Well, with this being the first year of Horizon High School’s athletic program, there are many new things coming along with it. The big game at the end of the week, new athletes, new teammates, new coaches. Everything is new and exciting.
Perhaps the most remarkable new program at Horizon — and the least known — is the varsity bowling team.
That’s right: Horizon has a bowling team.
A bowling program is nothing out of the ordinary for this area; all the high schools in West and Southwest Orange have bowling teams. However, the newness of everything makes the program at Horizon noteworthy, especially in how they have performed so far.
First-year head coach Mell Rupp said the only difficult part so far has been recruiting members to join the team. He said not many students — female students in particular — have jumped at the chance to join the team. Even his own daughter, a freshman, didn’t want to join. “She told me, ‘It doesn’t look that cool, Dad. I don’t think if I told my friends I was on the bowling team, I’d be seen as cool,’” Rupp said with a laugh. “It’s a sport that doesn’t get as much attention at the high school level. … But my team is very passionate about it.”
So far, the girls team, comprised of only two athletes, is 4-3. They join Horizon’s six male bowlers. Because of this small membership — teams are supposed to have five of each gender — the team has had to compete in what is called a baker match.
In a baker match, a team switches bowlers every frame. For Horizon, its female bowlers bowl every other frame, so they can compete along with the males.
Rupp is not only the bowling coach at Horizon.

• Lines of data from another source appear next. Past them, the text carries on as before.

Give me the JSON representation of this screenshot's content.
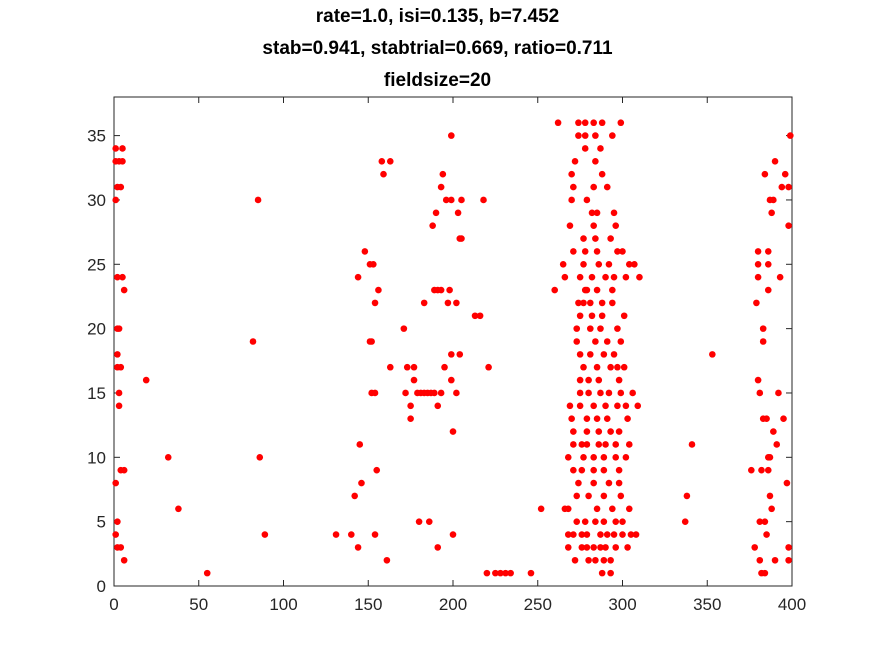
{
  "chart_data": {
    "type": "scatter",
    "title_lines": [
      "rate=1.0, isi=0.135, b=7.452",
      "stab=0.941, stabtrial=0.669, ratio=0.711",
      "fieldsize=20"
    ],
    "xlabel": "",
    "ylabel": "",
    "xlim": [
      0,
      400
    ],
    "ylim": [
      0,
      38
    ],
    "xticks": [
      0,
      50,
      100,
      150,
      200,
      250,
      300,
      350,
      400
    ],
    "yticks": [
      0,
      5,
      10,
      15,
      20,
      25,
      30,
      35
    ],
    "grid": false,
    "marker_color": "#ff0000",
    "series": [
      {
        "points": [
          [
            1,
            34
          ],
          [
            3,
            33
          ],
          [
            5,
            34
          ],
          [
            1,
            33
          ],
          [
            5,
            33
          ],
          [
            2,
            31
          ],
          [
            4,
            31
          ],
          [
            1,
            30
          ],
          [
            2,
            24
          ],
          [
            5,
            24
          ],
          [
            6,
            23
          ],
          [
            2,
            20
          ],
          [
            3,
            20
          ],
          [
            2,
            18
          ],
          [
            2,
            17
          ],
          [
            4,
            17
          ],
          [
            3,
            15
          ],
          [
            3,
            14
          ],
          [
            4,
            9
          ],
          [
            6,
            9
          ],
          [
            1,
            8
          ],
          [
            2,
            5
          ],
          [
            1,
            4
          ],
          [
            2,
            3
          ],
          [
            4,
            3
          ],
          [
            6,
            2
          ],
          [
            19,
            16
          ],
          [
            32,
            10
          ],
          [
            38,
            6
          ],
          [
            55,
            1
          ],
          [
            82,
            19
          ],
          [
            85,
            30
          ],
          [
            86,
            10
          ],
          [
            89,
            4
          ],
          [
            131,
            4
          ],
          [
            140,
            4
          ],
          [
            142,
            7
          ],
          [
            144,
            24
          ],
          [
            144,
            3
          ],
          [
            145,
            11
          ],
          [
            146,
            8
          ],
          [
            148,
            26
          ],
          [
            151,
            25
          ],
          [
            153,
            25
          ],
          [
            151,
            19
          ],
          [
            152,
            19
          ],
          [
            152,
            15
          ],
          [
            154,
            15
          ],
          [
            154,
            22
          ],
          [
            154,
            4
          ],
          [
            155,
            9
          ],
          [
            156,
            23
          ],
          [
            158,
            33
          ],
          [
            159,
            32
          ],
          [
            161,
            2
          ],
          [
            163,
            33
          ],
          [
            163,
            17
          ],
          [
            171,
            20
          ],
          [
            172,
            15
          ],
          [
            173,
            17
          ],
          [
            175,
            14
          ],
          [
            175,
            13
          ],
          [
            177,
            17
          ],
          [
            177,
            16
          ],
          [
            179,
            15
          ],
          [
            181,
            15
          ],
          [
            180,
            5
          ],
          [
            183,
            22
          ],
          [
            183,
            15
          ],
          [
            185,
            15
          ],
          [
            186,
            5
          ],
          [
            187,
            15
          ],
          [
            188,
            28
          ],
          [
            189,
            23
          ],
          [
            189,
            15
          ],
          [
            190,
            29
          ],
          [
            191,
            23
          ],
          [
            191,
            14
          ],
          [
            191,
            3
          ],
          [
            193,
            31
          ],
          [
            193,
            23
          ],
          [
            193,
            15
          ],
          [
            194,
            32
          ],
          [
            195,
            17
          ],
          [
            196,
            30
          ],
          [
            197,
            22
          ],
          [
            198,
            23
          ],
          [
            199,
            18
          ],
          [
            199,
            35
          ],
          [
            199,
            16
          ],
          [
            199,
            30
          ],
          [
            200,
            12
          ],
          [
            200,
            4
          ],
          [
            202,
            22
          ],
          [
            202,
            15
          ],
          [
            203,
            29
          ],
          [
            204,
            18
          ],
          [
            204,
            27
          ],
          [
            205,
            27
          ],
          [
            205,
            30
          ],
          [
            213,
            21
          ],
          [
            216,
            21
          ],
          [
            218,
            30
          ],
          [
            220,
            1
          ],
          [
            221,
            17
          ],
          [
            225,
            1
          ],
          [
            228,
            1
          ],
          [
            231,
            1
          ],
          [
            234,
            1
          ],
          [
            246,
            1
          ],
          [
            252,
            6
          ],
          [
            260,
            23
          ],
          [
            262,
            36
          ],
          [
            265,
            25
          ],
          [
            266,
            24
          ],
          [
            266,
            6
          ],
          [
            268,
            3
          ],
          [
            268,
            4
          ],
          [
            268,
            6
          ],
          [
            268,
            10
          ],
          [
            269,
            14
          ],
          [
            269,
            28
          ],
          [
            270,
            13
          ],
          [
            270,
            32
          ],
          [
            270,
            30
          ],
          [
            271,
            31
          ],
          [
            271,
            26
          ],
          [
            271,
            12
          ],
          [
            271,
            11
          ],
          [
            271,
            9
          ],
          [
            271,
            4
          ],
          [
            272,
            33
          ],
          [
            272,
            2
          ],
          [
            273,
            5
          ],
          [
            273,
            7
          ],
          [
            273,
            19
          ],
          [
            273,
            20
          ],
          [
            274,
            8
          ],
          [
            274,
            36
          ],
          [
            274,
            35
          ],
          [
            274,
            22
          ],
          [
            275,
            21
          ],
          [
            275,
            24
          ],
          [
            275,
            16
          ],
          [
            275,
            18
          ],
          [
            275,
            15
          ],
          [
            275,
            14
          ],
          [
            276,
            3
          ],
          [
            276,
            4
          ],
          [
            276,
            11
          ],
          [
            276,
            9
          ],
          [
            277,
            17
          ],
          [
            277,
            10
          ],
          [
            277,
            22
          ],
          [
            277,
            25
          ],
          [
            277,
            27
          ],
          [
            278,
            36
          ],
          [
            278,
            35
          ],
          [
            278,
            5
          ],
          [
            278,
            34
          ],
          [
            278,
            26
          ],
          [
            278,
            23
          ],
          [
            279,
            23
          ],
          [
            279,
            3
          ],
          [
            279,
            4
          ],
          [
            279,
            13
          ],
          [
            279,
            30
          ],
          [
            279,
            12
          ],
          [
            279,
            11
          ],
          [
            280,
            2
          ],
          [
            280,
            7
          ],
          [
            280,
            16
          ],
          [
            280,
            15
          ],
          [
            281,
            22
          ],
          [
            281,
            18
          ],
          [
            281,
            20
          ],
          [
            282,
            29
          ],
          [
            282,
            21
          ],
          [
            282,
            24
          ],
          [
            283,
            36
          ],
          [
            283,
            3
          ],
          [
            283,
            9
          ],
          [
            283,
            8
          ],
          [
            283,
            14
          ],
          [
            283,
            31
          ],
          [
            283,
            28
          ],
          [
            283,
            10
          ],
          [
            284,
            35
          ],
          [
            284,
            27
          ],
          [
            284,
            19
          ],
          [
            284,
            33
          ],
          [
            284,
            5
          ],
          [
            284,
            2
          ],
          [
            285,
            6
          ],
          [
            285,
            26
          ],
          [
            285,
            23
          ],
          [
            285,
            13
          ],
          [
            285,
            17
          ],
          [
            285,
            29
          ],
          [
            286,
            12
          ],
          [
            286,
            11
          ],
          [
            286,
            25
          ],
          [
            286,
            16
          ],
          [
            287,
            34
          ],
          [
            287,
            3
          ],
          [
            287,
            4
          ],
          [
            287,
            15
          ],
          [
            287,
            20
          ],
          [
            288,
            36
          ],
          [
            288,
            22
          ],
          [
            288,
            21
          ],
          [
            288,
            32
          ],
          [
            288,
            1
          ],
          [
            289,
            2
          ],
          [
            289,
            9
          ],
          [
            289,
            10
          ],
          [
            289,
            18
          ],
          [
            289,
            7
          ],
          [
            289,
            5
          ],
          [
            290,
            24
          ],
          [
            290,
            14
          ],
          [
            290,
            11
          ],
          [
            290,
            3
          ],
          [
            291,
            31
          ],
          [
            291,
            19
          ],
          [
            291,
            13
          ],
          [
            291,
            4
          ],
          [
            292,
            25
          ],
          [
            292,
            8
          ],
          [
            292,
            15
          ],
          [
            293,
            17
          ],
          [
            293,
            12
          ],
          [
            293,
            1
          ],
          [
            293,
            27
          ],
          [
            293,
            2
          ],
          [
            294,
            35
          ],
          [
            294,
            23
          ],
          [
            294,
            6
          ],
          [
            294,
            22
          ],
          [
            295,
            29
          ],
          [
            295,
            24
          ],
          [
            295,
            18
          ],
          [
            295,
            4
          ],
          [
            296,
            28
          ],
          [
            296,
            11
          ],
          [
            296,
            10
          ],
          [
            296,
            3
          ],
          [
            296,
            5
          ],
          [
            297,
            26
          ],
          [
            297,
            20
          ],
          [
            297,
            14
          ],
          [
            297,
            17
          ],
          [
            298,
            16
          ],
          [
            298,
            12
          ],
          [
            298,
            9
          ],
          [
            298,
            8
          ],
          [
            299,
            36
          ],
          [
            299,
            19
          ],
          [
            299,
            15
          ],
          [
            299,
            7
          ],
          [
            300,
            26
          ],
          [
            300,
            5
          ],
          [
            300,
            4
          ],
          [
            301,
            21
          ],
          [
            301,
            17
          ],
          [
            302,
            24
          ],
          [
            302,
            14
          ],
          [
            302,
            10
          ],
          [
            303,
            13
          ],
          [
            303,
            3
          ],
          [
            304,
            11
          ],
          [
            304,
            6
          ],
          [
            304,
            25
          ],
          [
            305,
            4
          ],
          [
            306,
            15
          ],
          [
            307,
            25
          ],
          [
            308,
            4
          ],
          [
            309,
            14
          ],
          [
            310,
            24
          ],
          [
            337,
            5
          ],
          [
            338,
            7
          ],
          [
            341,
            11
          ],
          [
            353,
            18
          ],
          [
            376,
            9
          ],
          [
            378,
            3
          ],
          [
            379,
            22
          ],
          [
            380,
            25
          ],
          [
            380,
            26
          ],
          [
            380,
            16
          ],
          [
            380,
            24
          ],
          [
            381,
            5
          ],
          [
            381,
            2
          ],
          [
            381,
            15
          ],
          [
            382,
            1
          ],
          [
            382,
            9
          ],
          [
            383,
            20
          ],
          [
            383,
            19
          ],
          [
            383,
            13
          ],
          [
            384,
            32
          ],
          [
            384,
            5
          ],
          [
            384,
            1
          ],
          [
            385,
            13
          ],
          [
            385,
            4
          ],
          [
            386,
            10
          ],
          [
            386,
            9
          ],
          [
            386,
            25
          ],
          [
            386,
            26
          ],
          [
            386,
            23
          ],
          [
            387,
            30
          ],
          [
            387,
            7
          ],
          [
            387,
            10
          ],
          [
            388,
            29
          ],
          [
            388,
            6
          ],
          [
            389,
            30
          ],
          [
            389,
            12
          ],
          [
            390,
            33
          ],
          [
            390,
            2
          ],
          [
            391,
            11
          ],
          [
            392,
            15
          ],
          [
            393,
            24
          ],
          [
            394,
            31
          ],
          [
            395,
            13
          ],
          [
            396,
            32
          ],
          [
            397,
            8
          ],
          [
            398,
            31
          ],
          [
            398,
            3
          ],
          [
            398,
            28
          ],
          [
            399,
            35
          ],
          [
            398,
            2
          ]
        ]
      }
    ]
  }
}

He is also the gifted and advanced studies coordinator, as well as a U.S. history teacher.
“It’s a new school, so you have to wear different hats,” Rupp said.
Although membership is still a work in progress, Rupp is amazed at how supportive the administration has been of the team.
“I put out an announcement every time we have wins and put out the information on social media, so information of the team does get out there,” Rupp said. “I do feel the school, administration and our principal are supportive of us.”
The team practices four days a week at AMF Kissimmee Lanes. After a 15-minute warmup, the team plays three games, focusing on a specific part of its technique with each game. As they play, Rupp hops between bowling lanes to give pointers. A possible blessing in disguise to having a small team is it allows him to work with each member individually.
“I work with them on anything they may need help with — their approach, throwing the ball, how to approach each of the different shots,” Rupp said.
Going forward, the goal is, of course, to recruit new members, but Rupp is looking beyond that. He wants to build the Horizon bowling into a strong, formidable team.
“We want to have a bigger presence for the bowling program at our school,” Rupp said. “So that not only do I have my players being passionate, but the rest of the school being supportive, as well.”